Близилась весна — время походов. Каменели от напряжения лица мореходов, оживали глаза: сверлили, испытывая, ненавидели ненавистников, дружили с товарищами. Жестокое время наступало, спешное.
Когда в царев кабак вошел Дежнев, все чарки, и те, прикладывались к которым, и те, что вполовину выпиты были, встали вежливо против хозяев, а хозяева руки под стол и глазами так и слопали бы Семена с косточками.
Дежнев, не пугаючись, сел промеж гляделок. Чару ему подвинули — взял. Весело играя глазами, пригубил.
— А вы-то что ж?
— Сперва нас догони, — сказал Анкудинов.
— Герасим, что зряшное говоришь. Тебя-то и нашинскому быку не догнать, а нашинский бык, толковали старые люди, всю Сухону, было дело, выпил.

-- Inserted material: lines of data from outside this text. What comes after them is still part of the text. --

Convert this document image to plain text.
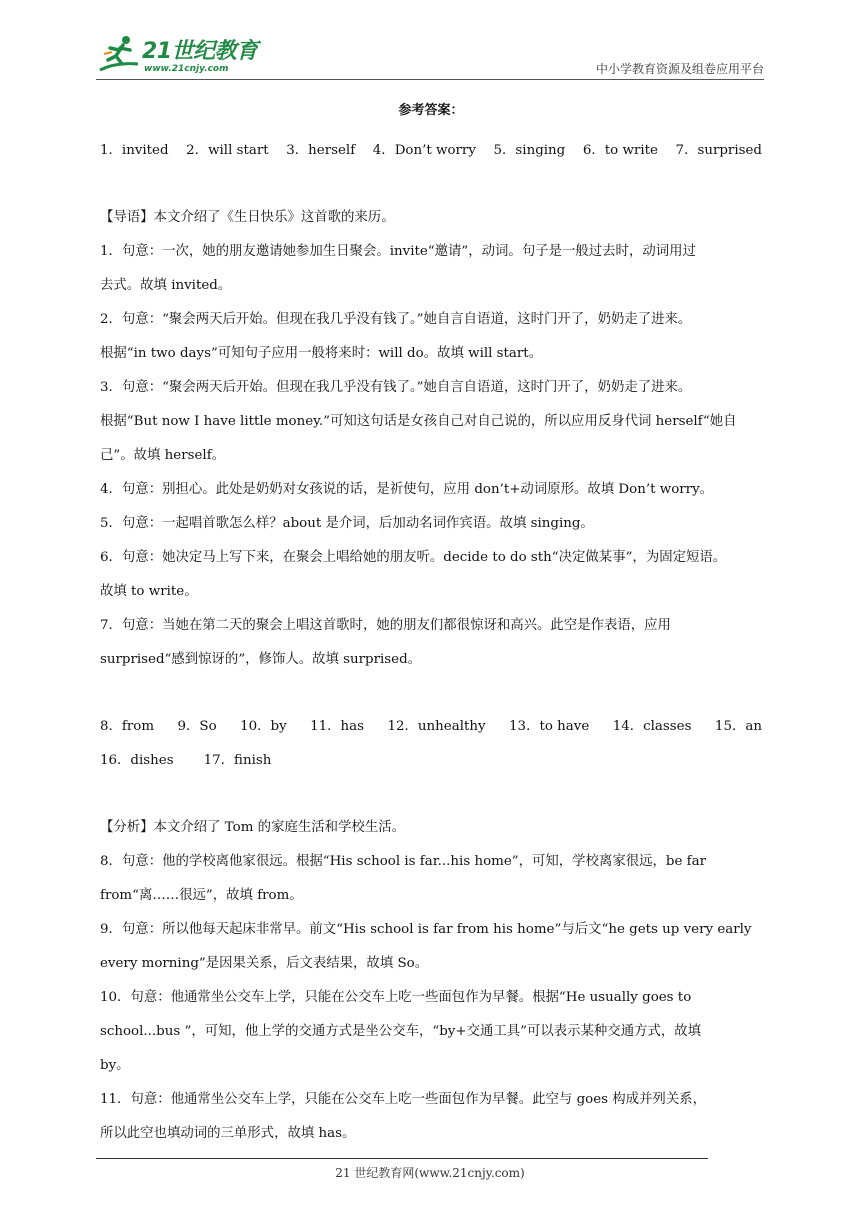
21世纪教育
www.21cnjy.com	中小学教育资源及组卷应用平台
参考答案：
1．invited 2．will start 3．herself 4．Don’t worry 5．singing 6．to write 7．surprised

【导语】本文介绍了《生日快乐》这首歌的来历。

1．句意：一次，她的朋友邀请她参加生日聚会。invite“邀请”，动词。句子是一般过去时，动词用过

去式。故填 invited。

2．句意：“聚会两天后开始。但现在我几乎没有钱了。”她自言自语道，这时门开了，奶奶走了进来。

根据“in two days”可知句子应用一般将来时：will do。故填 will start。

3．句意：“聚会两天后开始。但现在我几乎没有钱了。”她自言自语道，这时门开了，奶奶走了进来。

根据“But now I have little money.”可知这句话是女孩自己对自己说的，所以应用反身代词 herself“她自

己”。故填 herself。

4．句意：别担心。此处是奶奶对女孩说的话，是祈使句，应用 don’t+动词原形。故填 Don’t worry。

5．句意：一起唱首歌怎么样？about 是介词，后加动名词作宾语。故填 singing。

6．句意：她决定马上写下来，在聚会上唱给她的朋友听。decide to do sth“决定做某事”，为固定短语。

故填 to write。

7．句意：当她在第二天的聚会上唱这首歌时，她的朋友们都很惊讶和高兴。此空是作表语，应用

surprised“感到惊讶的”，修饰人。故填 surprised。

8．from 9．So 10．by 11．has 12．unhealthy 13．to have 14．classes 15．an
16．dishes 17．finish

【分析】本文介绍了 Tom 的家庭生活和学校生活。

8．句意：他的学校离他家很远。根据“His school is far...his home”，可知，学校离家很远，be far

from“离……很远”，故填 from。

9．句意：所以他每天起床非常早。前文“His school is far from his home”与后文“he gets up very early

every morning”是因果关系，后文表结果，故填 So。

10．句意：他通常坐公交车上学，只能在公交车上吃一些面包作为早餐。根据“He usually goes to

school...bus ”，可知，他上学的交通方式是坐公交车，“by+交通工具”可以表示某种交通方式，故填

by。

11．句意：他通常坐公交车上学，只能在公交车上吃一些面包作为早餐。此空与 goes 构成并列关系，

所以此空也填动词的三单形式，故填 has。

21 世纪教育网(www.21cnjy.com)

— Ты меня с быком не равняй, Дежнев. Не ровен час обижусь.
Худой, черный, как головешка, Анкудинов пылал на Семена глазами, а тот опять приложился к чаре.

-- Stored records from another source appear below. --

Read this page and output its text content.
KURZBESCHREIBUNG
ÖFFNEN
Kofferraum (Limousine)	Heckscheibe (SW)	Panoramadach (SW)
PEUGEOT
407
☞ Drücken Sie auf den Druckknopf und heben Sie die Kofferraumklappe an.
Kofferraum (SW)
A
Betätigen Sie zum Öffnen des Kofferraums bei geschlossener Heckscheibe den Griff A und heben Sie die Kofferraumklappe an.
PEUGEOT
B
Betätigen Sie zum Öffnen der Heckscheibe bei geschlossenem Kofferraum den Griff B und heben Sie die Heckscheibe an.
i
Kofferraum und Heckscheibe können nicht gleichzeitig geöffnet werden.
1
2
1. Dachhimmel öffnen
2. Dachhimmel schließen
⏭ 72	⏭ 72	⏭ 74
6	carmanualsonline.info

— Не боишься вино-то из наших рук пить? Может, отравили мы вино-то?
— Раньше, чем бог не пожелает, не помру. А пугать меня довольно, Герасим. Я и без тебя пуганый. Ты отвечай-ка лучше, чего шумишь на купчишек да промышленных людей? От моего похода все равно не отворотишь!
— Да я… Да я их как петухов лишних! Головы я им поотрываю, если они с тобой пойдут.
Герасим вскочил, махал руками, сбил на затылок шапку.
— Да я!..
Грохнул выстрел, шапка, разорванная на куски, полетела прочь. Герасим схватился за штаны и — остолбенел.